Inicialmente, os grevistas afirmaram que delegados, escrivães de polícia e investigadores cruzaram os braços em ao menos em nove DPs da Grande São Paulo e em outros 34 no interior.

Movimento e reivindicações

Esta é a segunda vez em pouco mais de um mês que a categoria promove uma paralisação. No dia 13 de agosto, os policiais civis iniciaram uma greve que foi suspensa na tarde do mesmo dia, quando uma audiência de conciliação entre sindicatos e governo foi realizada no TRT-SP (Tribunal Regional do Trabalho) da 2ª Região.

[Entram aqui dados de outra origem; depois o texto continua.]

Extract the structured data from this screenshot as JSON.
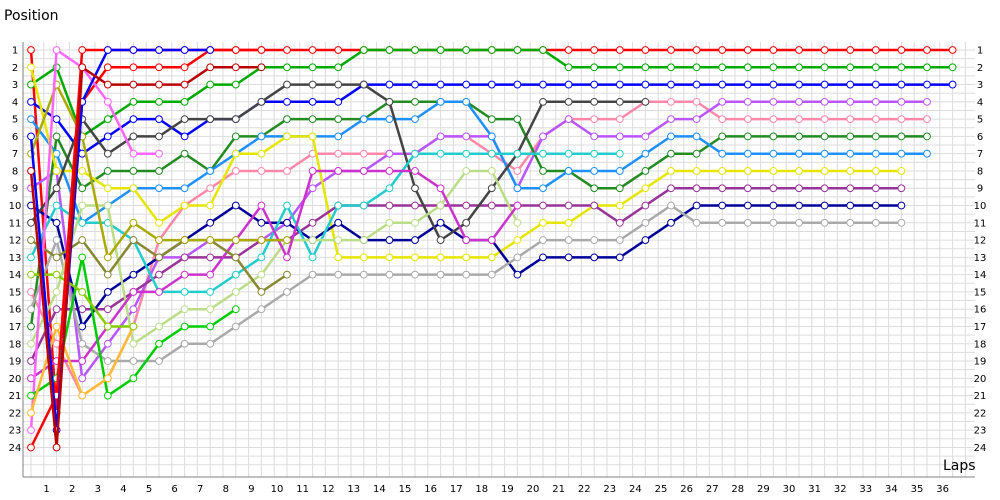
{
  "chart_data": {
    "type": "line",
    "title": "",
    "xlabel": "Laps",
    "ylabel": "Position",
    "x_ticks": [
      1,
      2,
      3,
      4,
      5,
      6,
      7,
      8,
      9,
      10,
      11,
      12,
      13,
      14,
      15,
      16,
      17,
      18,
      19,
      20,
      21,
      22,
      23,
      24,
      25,
      26,
      27,
      28,
      29,
      30,
      31,
      32,
      33,
      34,
      35,
      36
    ],
    "y_ticks": [
      1,
      2,
      3,
      4,
      5,
      6,
      7,
      8,
      9,
      10,
      11,
      12,
      13,
      14,
      15,
      16,
      17,
      18,
      19,
      20,
      21,
      22,
      23,
      24
    ],
    "xlim": [
      0,
      37
    ],
    "ylim": [
      24,
      1
    ],
    "grid": true,
    "legend": "none",
    "series": [
      {
        "color": "#ff0000",
        "start": 0,
        "values": [
          1,
          22,
          4,
          2,
          2,
          2,
          2,
          1,
          1,
          1,
          1,
          1,
          1,
          1,
          1,
          1,
          1,
          1,
          1,
          1,
          1,
          1,
          1,
          1,
          1,
          1,
          1,
          1,
          1,
          1,
          1,
          1,
          1,
          1,
          1,
          1,
          1
        ]
      },
      {
        "color": "#00aa00",
        "start": 0,
        "values": [
          3,
          2,
          6,
          5,
          4,
          4,
          4,
          3,
          3,
          2,
          2,
          2,
          2,
          1,
          1,
          1,
          1,
          1,
          1,
          1,
          1,
          2,
          2,
          2,
          2,
          2,
          2,
          2,
          2,
          2,
          2,
          2,
          2,
          2,
          2,
          2,
          2
        ]
      },
      {
        "color": "#0000ff",
        "start": 0,
        "values": [
          4,
          5,
          7,
          6,
          5,
          5,
          6,
          5,
          5,
          4,
          4,
          4,
          4,
          3,
          3,
          3,
          3,
          3,
          3,
          3,
          3,
          3,
          3,
          3,
          3,
          3,
          3,
          3,
          3,
          3,
          3,
          3,
          3,
          3,
          3,
          3,
          3
        ]
      },
      {
        "color": "#ff88aa",
        "start": 0,
        "values": [
          15,
          18,
          21,
          20,
          17,
          12,
          10,
          9,
          8,
          8,
          8,
          7,
          7,
          7,
          7,
          7,
          6,
          6,
          7,
          8,
          6,
          5,
          5,
          5,
          4,
          4,
          4,
          5,
          5,
          5,
          5,
          5,
          5,
          5,
          5,
          5
        ]
      },
      {
        "color": "#bb55ff",
        "start": 0,
        "values": [
          9,
          8,
          20,
          18,
          16,
          13,
          13,
          12,
          12,
          12,
          11,
          9,
          8,
          8,
          7,
          7,
          6,
          6,
          6,
          9,
          6,
          5,
          6,
          6,
          6,
          5,
          5,
          4,
          4,
          4,
          4,
          4,
          4,
          4,
          4,
          4
        ]
      },
      {
        "color": "#228b22",
        "start": 0,
        "values": [
          17,
          6,
          9,
          8,
          8,
          8,
          7,
          8,
          6,
          6,
          5,
          5,
          5,
          5,
          4,
          4,
          4,
          4,
          5,
          5,
          8,
          8,
          9,
          9,
          8,
          7,
          7,
          6,
          6,
          6,
          6,
          6,
          6,
          6,
          6,
          6
        ]
      },
      {
        "color": "#1e90ff",
        "start": 0,
        "values": [
          5,
          7,
          11,
          10,
          9,
          9,
          9,
          8,
          7,
          6,
          6,
          6,
          6,
          5,
          5,
          5,
          4,
          4,
          6,
          9,
          9,
          8,
          8,
          8,
          7,
          6,
          6,
          7,
          7,
          7,
          7,
          7,
          7,
          7,
          7,
          7
        ]
      },
      {
        "color": "#e6e600",
        "start": 0,
        "values": [
          2,
          8,
          8,
          9,
          9,
          11,
          10,
          10,
          7,
          7,
          6,
          6,
          13,
          13,
          13,
          13,
          13,
          13,
          13,
          12,
          11,
          11,
          10,
          10,
          9,
          8,
          8,
          8,
          8,
          8,
          8,
          8,
          8,
          8,
          8
        ]
      },
      {
        "color": "#993399",
        "start": 0,
        "values": [
          19,
          16,
          16,
          16,
          15,
          14,
          13,
          13,
          13,
          12,
          12,
          11,
          10,
          10,
          10,
          10,
          10,
          10,
          10,
          10,
          10,
          10,
          10,
          11,
          10,
          9,
          9,
          9,
          9,
          9,
          9,
          9,
          9,
          9,
          9
        ]
      },
      {
        "color": "#000099",
        "start": 0,
        "values": [
          10,
          11,
          17,
          15,
          14,
          13,
          12,
          11,
          10,
          11,
          11,
          12,
          11,
          12,
          12,
          12,
          11,
          12,
          12,
          14,
          13,
          13,
          13,
          13,
          12,
          11,
          10,
          10,
          10,
          10,
          10,
          10,
          10,
          10,
          10
        ]
      },
      {
        "color": "#aaaaaa",
        "start": 0,
        "values": [
          16,
          12,
          18,
          19,
          19,
          19,
          18,
          18,
          17,
          16,
          15,
          14,
          14,
          14,
          14,
          14,
          14,
          14,
          14,
          13,
          12,
          12,
          12,
          12,
          11,
          10,
          11,
          11,
          11,
          11,
          11,
          11,
          11,
          11,
          11
        ]
      },
      {
        "color": "#444444",
        "start": 0,
        "values": [
          11,
          9,
          5,
          7,
          6,
          6,
          5,
          5,
          5,
          4,
          3,
          3,
          3,
          3,
          4,
          9,
          12,
          11,
          9,
          7,
          4,
          4,
          4,
          4,
          4
        ]
      },
      {
        "color": "#22cccc",
        "start": 0,
        "values": [
          13,
          10,
          11,
          11,
          12,
          15,
          15,
          15,
          14,
          13,
          10,
          13,
          10,
          10,
          9,
          7,
          7,
          7,
          7,
          7,
          7,
          7,
          7,
          7
        ]
      },
      {
        "color": "#bbdd88",
        "start": 0,
        "values": [
          18,
          15,
          10,
          10,
          18,
          17,
          16,
          16,
          15,
          14,
          12,
          12,
          12,
          12,
          11,
          11,
          10,
          8,
          8,
          11
        ]
      },
      {
        "color": "#cc33cc",
        "start": 0,
        "values": [
          20,
          19,
          19,
          17,
          15,
          15,
          14,
          14,
          12,
          10,
          13,
          8,
          8,
          8,
          8,
          8,
          9,
          12,
          12,
          10
        ]
      },
      {
        "color": "#888833",
        "start": 0,
        "values": [
          12,
          13,
          12,
          14,
          12,
          13,
          12,
          12,
          13,
          15,
          14
        ]
      },
      {
        "color": "#aaaa00",
        "start": 0,
        "values": [
          7,
          3,
          6,
          13,
          11,
          12,
          12,
          12,
          12,
          12,
          12
        ]
      },
      {
        "color": "#ff66ff",
        "start": 0,
        "values": [
          23,
          1,
          2,
          4,
          7,
          7
        ]
      },
      {
        "color": "#00cc00",
        "start": 0,
        "values": [
          21,
          20,
          13,
          21,
          20,
          18,
          17,
          17,
          16
        ]
      },
      {
        "color": "#ffbb33",
        "start": 0,
        "values": [
          22,
          17,
          21,
          20,
          17
        ]
      },
      {
        "color": "#88cc00",
        "start": 0,
        "values": [
          14,
          14,
          15,
          17,
          17
        ]
      },
      {
        "color": "#ff0000",
        "start": 0,
        "values": [
          24,
          21,
          1,
          1,
          1,
          1,
          1,
          1,
          1,
          1
        ]
      },
      {
        "color": "#0000ff",
        "start": 0,
        "values": [
          6,
          23,
          4,
          1,
          1,
          1,
          1,
          1
        ]
      },
      {
        "color": "#bb0000",
        "start": 0,
        "values": [
          8,
          24,
          2,
          3,
          3,
          3,
          3,
          2,
          2,
          2
        ]
      }
    ]
  }
}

Desde então, eles estão em estado de greve (ou seja, podem paralisar a qualquer momento). Os policiais civis reivindicam aumento de 15% neste ano, 12% em 2009 e 12% em 2010, mais a incorporação dos adicionais no salário. Eles também querem melhores condições de trabalho --como a fixação de 40 horas semanais e critérios claros para promoção. O governo Estadual oferece um adicional de R$ 500 milhões à folha de pagamento, considerado insuficiente pelos grevistas.

Cartilha

Para orientar como o agente deve se portar durante a paralisação, foi formulada uma cartilha com recomendações ao policial civil a respeito da greve.

A primeira parte é composta de perguntas e respostas, tais como se o agente pode ou não ser punido durante o ato e se a chefia pode impedir a adesão dos subordinados.

A segunda parte é composta por procedimentos que podem ou não ser realizados durante o ato. O que pode, por exemplo, é o registro de prisões em flagrante, capturas de procurados, homicídios e remoção de cadáveres em residências ou nas vias públicas. Trabalhos de investigação para elucidação dos crimes, por exemplo, deve ser suspenso durante a paralisação.